On my part, I solved for part 1, i.e. for distinct roots between (0,1). But for the next two parts, the things are getting a too bit messy.

While it may have similarity in question for given part 1 in stack exchange, there is no generalized method so that we can solve for other such intervals.
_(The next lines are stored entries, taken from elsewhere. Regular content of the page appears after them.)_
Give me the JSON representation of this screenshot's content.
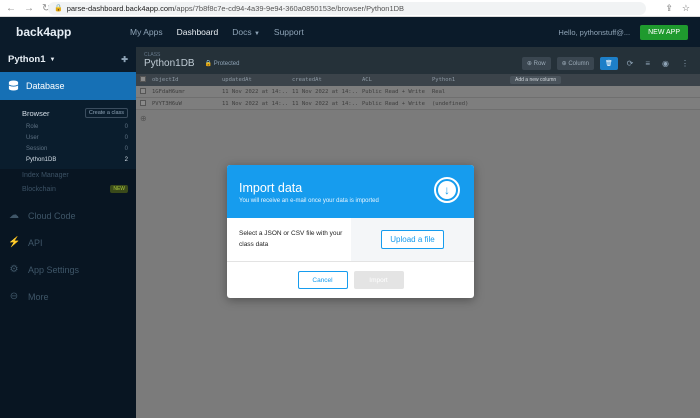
{
  "browser": {
    "url_host": "parse-dashboard.back4app.com",
    "url_path": "/apps/7b8f8c7e-cd94-4a39-9e94-360a0850153e/browser/Python1DB"
  },
  "topbar": {
    "brand": "back4app",
    "nav": [
      "My Apps",
      "Dashboard",
      "Docs",
      "Support"
    ],
    "hello": "Hello, pythonstuff@...",
    "new_app": "NEW APP"
  },
  "sidebar": {
    "app_name": "Python1",
    "database_label": "Database",
    "browser_label": "Browser",
    "create_class": "Create a class",
    "classes": [
      {
        "name": "Role",
        "count": "0"
      },
      {
        "name": "User",
        "count": "0"
      },
      {
        "name": "Session",
        "count": "0"
      },
      {
        "name": "Python1DB",
        "count": "2"
      }
    ],
    "index_manager": "Index Manager",
    "blockchain": "Blockchain",
    "new_badge": "NEW",
    "cloud_code": "Cloud Code",
    "api": "API",
    "app_settings": "App Settings",
    "more": "More"
  },
  "toolbar": {
    "class_label": "CLASS",
    "class_name": "Python1DB",
    "protected": "Protected",
    "row_btn": "Row",
    "column_btn": "Column"
  },
  "grid": {
    "columns": [
      "objectId",
      "updatedAt",
      "createdAt",
      "ACL",
      "Python1"
    ],
    "add_column": "Add a new column",
    "rows": [
      [
        "1GFdaH6umr",
        "11 Nov 2022 at 14:...",
        "11 Nov 2022 at 14:...",
        "Public Read + Write",
        "Real"
      ],
      [
        "PVYT3H6uW",
        "11 Nov 2022 at 14:...",
        "11 Nov 2022 at 14:...",
        "Public Read + Write",
        "(undefined)"
      ]
    ]
  },
  "modal": {
    "title": "Import data",
    "subtitle": "You will receive an e-mail once your data is imported",
    "body_label": "Select a JSON or CSV file with your class data",
    "upload_btn": "Upload a file",
    "cancel_btn": "Cancel",
    "import_btn": "Import",
    "colors": {
      "accent": "#169cee",
      "disabled": "#e4e4e4"
    }
  },
  "icons": [
    "back-icon",
    "forward-icon",
    "reload-icon",
    "lock-icon",
    "share-icon",
    "star-icon",
    "download-icon",
    "database-icon",
    "pin-icon",
    "cloud-code-icon",
    "api-icon",
    "settings-icon",
    "more-icon",
    "refresh-icon",
    "filter-icon",
    "eye-icon",
    "trash-icon",
    "plus-icon"
  ]
}
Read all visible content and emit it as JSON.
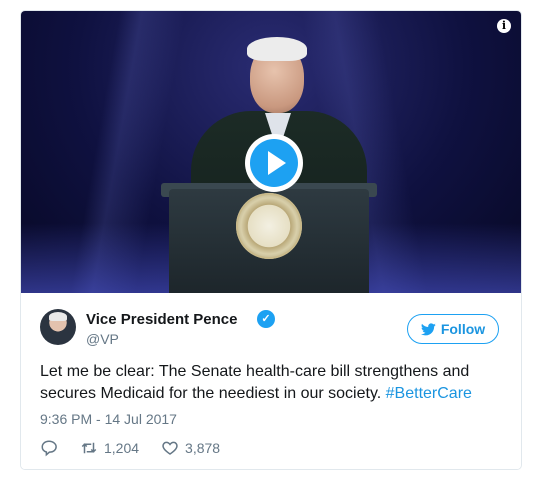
{
  "media": {
    "info_icon": "info-icon",
    "play_icon": "play-icon"
  },
  "tweet": {
    "display_name": "Vice President Pence",
    "handle": "@VP",
    "follow_label": "Follow",
    "text_main": "Let me be clear: The Senate health-care bill strengthens and secures Medicaid for the neediest in our society. ",
    "hashtag": "#BetterCare",
    "timestamp": "9:36 PM - 14 Jul 2017",
    "retweets": "1,204",
    "likes": "3,878"
  },
  "colors": {
    "accent": "#1da1f2",
    "link": "#1b95e0",
    "muted": "#657786",
    "text": "#14171a",
    "border": "#e1e8ed"
  }
}
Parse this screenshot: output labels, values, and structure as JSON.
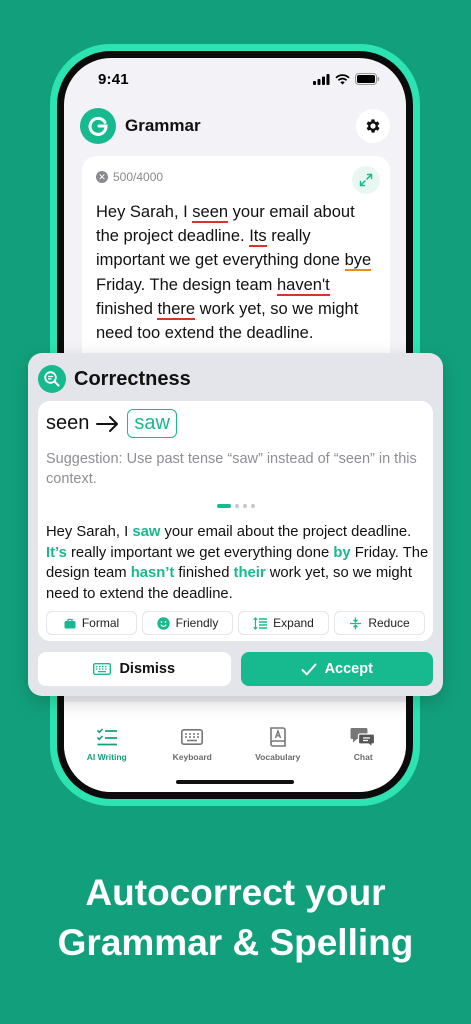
{
  "status_bar": {
    "time": "9:41"
  },
  "header": {
    "title": "Grammar"
  },
  "editor": {
    "counter": "500/4000",
    "segments": [
      {
        "t": "Hey Sarah, I ",
        "e": ""
      },
      {
        "t": "seen",
        "e": "red"
      },
      {
        "t": " your email about the project deadline. ",
        "e": ""
      },
      {
        "t": "Its",
        "e": "red"
      },
      {
        "t": " really important we get everything done ",
        "e": ""
      },
      {
        "t": "bye",
        "e": "orange"
      },
      {
        "t": " Friday. The design team ",
        "e": ""
      },
      {
        "t": "haven't",
        "e": "red"
      },
      {
        "t": " finished ",
        "e": ""
      },
      {
        "t": "there",
        "e": "red"
      },
      {
        "t": " work yet, so we might need too extend the deadline.",
        "e": ""
      }
    ]
  },
  "correction": {
    "title": "Correctness",
    "original_word": "seen",
    "suggested_word": "saw",
    "suggestion": "Suggestion: Use past tense “saw” instead of “seen” in this context.",
    "pages": 4,
    "active_page": 0,
    "corrected_segments": [
      {
        "t": "Hey Sarah, I ",
        "h": false
      },
      {
        "t": "saw",
        "h": true
      },
      {
        "t": " your email about the project deadline. ",
        "h": false
      },
      {
        "t": "It’s",
        "h": true
      },
      {
        "t": " really important we get everything done ",
        "h": false
      },
      {
        "t": "by",
        "h": true
      },
      {
        "t": " Friday. The design team ",
        "h": false
      },
      {
        "t": "hasn’t",
        "h": true
      },
      {
        "t": " finished ",
        "h": false
      },
      {
        "t": "their",
        "h": true
      },
      {
        "t": " work yet, so we might need to extend the deadline.",
        "h": false
      }
    ],
    "tones": {
      "formal": "Formal",
      "friendly": "Friendly",
      "expand": "Expand",
      "reduce": "Reduce"
    },
    "dismiss_label": "Dismiss",
    "accept_label": "Accept"
  },
  "tabs": [
    {
      "label": "AI Writing",
      "icon": "checklist-icon",
      "active": true
    },
    {
      "label": "Keyboard",
      "icon": "keyboard-icon",
      "active": false
    },
    {
      "label": "Vocabulary",
      "icon": "dictionary-icon",
      "active": false
    },
    {
      "label": "Chat",
      "icon": "chat-bubbles-icon",
      "active": false
    }
  ],
  "headline": {
    "line1": "Autocorrect your",
    "line2": "Grammar & Spelling"
  },
  "colors": {
    "brand": "#12a07c",
    "accent": "#17b98e",
    "frame": "#2de3b1",
    "error_red": "#e0302a",
    "error_orange": "#f08a1b"
  }
}
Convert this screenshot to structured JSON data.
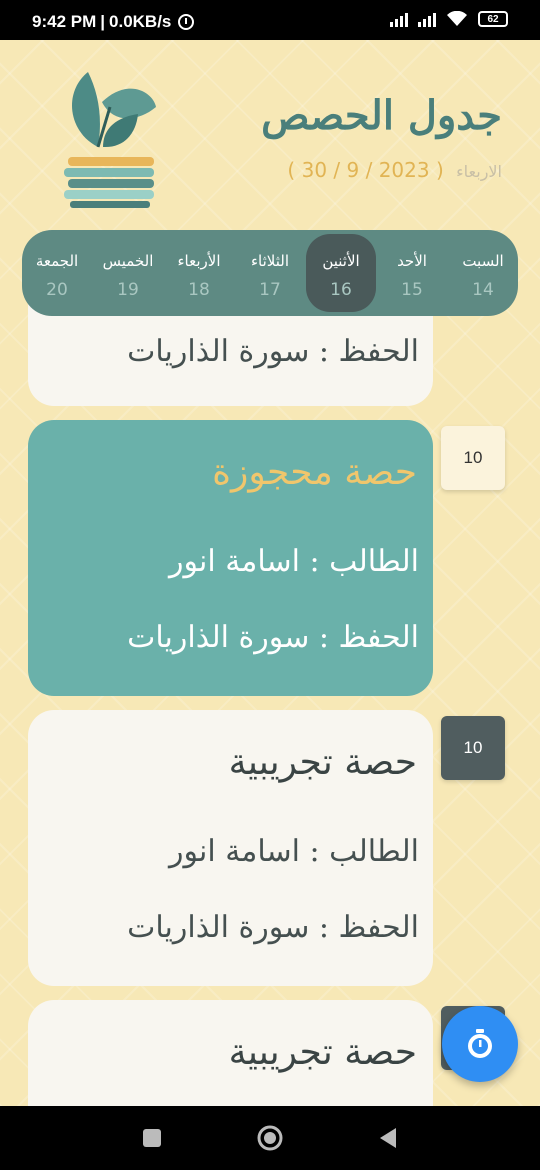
{
  "status_bar": {
    "time": "9:42 PM",
    "separator": "|",
    "speed": "0.0KB/s",
    "battery": "62"
  },
  "header": {
    "title": "جدول الحصص",
    "weekday": "الاربعاء",
    "date": "( 2023 / 9 / 30 )"
  },
  "day_tabs": [
    {
      "name": "السبت",
      "num": "14"
    },
    {
      "name": "الأحد",
      "num": "15"
    },
    {
      "name": "الأثنين",
      "num": "16"
    },
    {
      "name": "الثلاثاء",
      "num": "17"
    },
    {
      "name": "الأربعاء",
      "num": "18"
    },
    {
      "name": "الخميس",
      "num": "19"
    },
    {
      "name": "الجمعة",
      "num": "20"
    }
  ],
  "active_day_index": 2,
  "lessons": [
    {
      "memorization": "الحفظ : سورة الذاريات"
    },
    {
      "badge": "10",
      "title": "حصة محجوزة",
      "student": "الطالب  :  اسامة انور",
      "memorization": "الحفظ : سورة الذاريات",
      "status": "booked"
    },
    {
      "badge": "10",
      "title": "حصة تجريبية",
      "student": "الطالب  :  اسامة انور",
      "memorization": "الحفظ : سورة الذاريات",
      "status": "trial"
    },
    {
      "title": "حصة تجريبية",
      "status": "trial"
    }
  ],
  "fab": {
    "icon": "stopwatch-icon"
  },
  "nav": {
    "icons": [
      "recents-square-icon",
      "home-circle-icon",
      "back-triangle-icon"
    ]
  },
  "colors": {
    "background": "#f7e8b6",
    "primary": "#5e8a83",
    "booked_card": "#6ab1aa",
    "accent": "#e1b454",
    "fab": "#2f8ef3"
  }
}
• Welcome to the Mathematica StackExchange. Please reformulate your question as a specific question about Wolfram Mathematica, otherwise it may get closed as off-topic. – Roman May 5 '19 at 11:50
• What wolfram mathematica is going to do about it? How is this question even related to it? Please, I didn't understand, sorry. Do you have any solution to this question, by the way? – user10595795 May 5 '19 at 11:59
• I think it's more about quadratics, but I couldn't find that suitable tag – user10595795 May 5 '19 at 12:00
• Please read here: mathematica.stackexchange.com/help/on-topic – Roman May 5 '19 at 12:15
• Sorry, it's not related to mathematica. Please flag this as off topic. I mistakenly submitted it to mathematica instead of mathematics. I am extremely sorry. – user10595795 May 5 '19 at 12:16

I felt this was an interesting problem to analyze numerically in Mathematica: suppose I don't know how to analyze this problem analytically, how could I do so numerically? This is one way:

First, just plot where the descriminate is positive, then just do a brute search for the solution. Note in the code below there are no solutions in the intervals 1<(a,b,c)<50.

rp1 = RegionPlot3D[
b^2 - 4 a c > 0 , {a, 1, 10000}, {b, 1, 10000},
{c,
1, 10000},
AxesLabel -> {"a", "b", "c"}, PlotStyle ->
{Opacity[0.572]},
Mesh -> None]
myData = {};
myVals = Table[If[b^2 - 4 a c > 0 ,
myVals = x /. NSolve[a x^2 + b x + c == 0];
theResults = (1 < # < 2) & /@ myVals;
If[! MemberQ[theResults, False],
myData = Append[myData, {a, b, c}];
];
];
, {a, 1, 50}, {b, 1, 50}, {c, 1, 50}];
myData
myPoints = Point @@ {myData};
myPlot1 = Show[Graphics3D[myPoints]]
Show[{rp1, myPlot1}]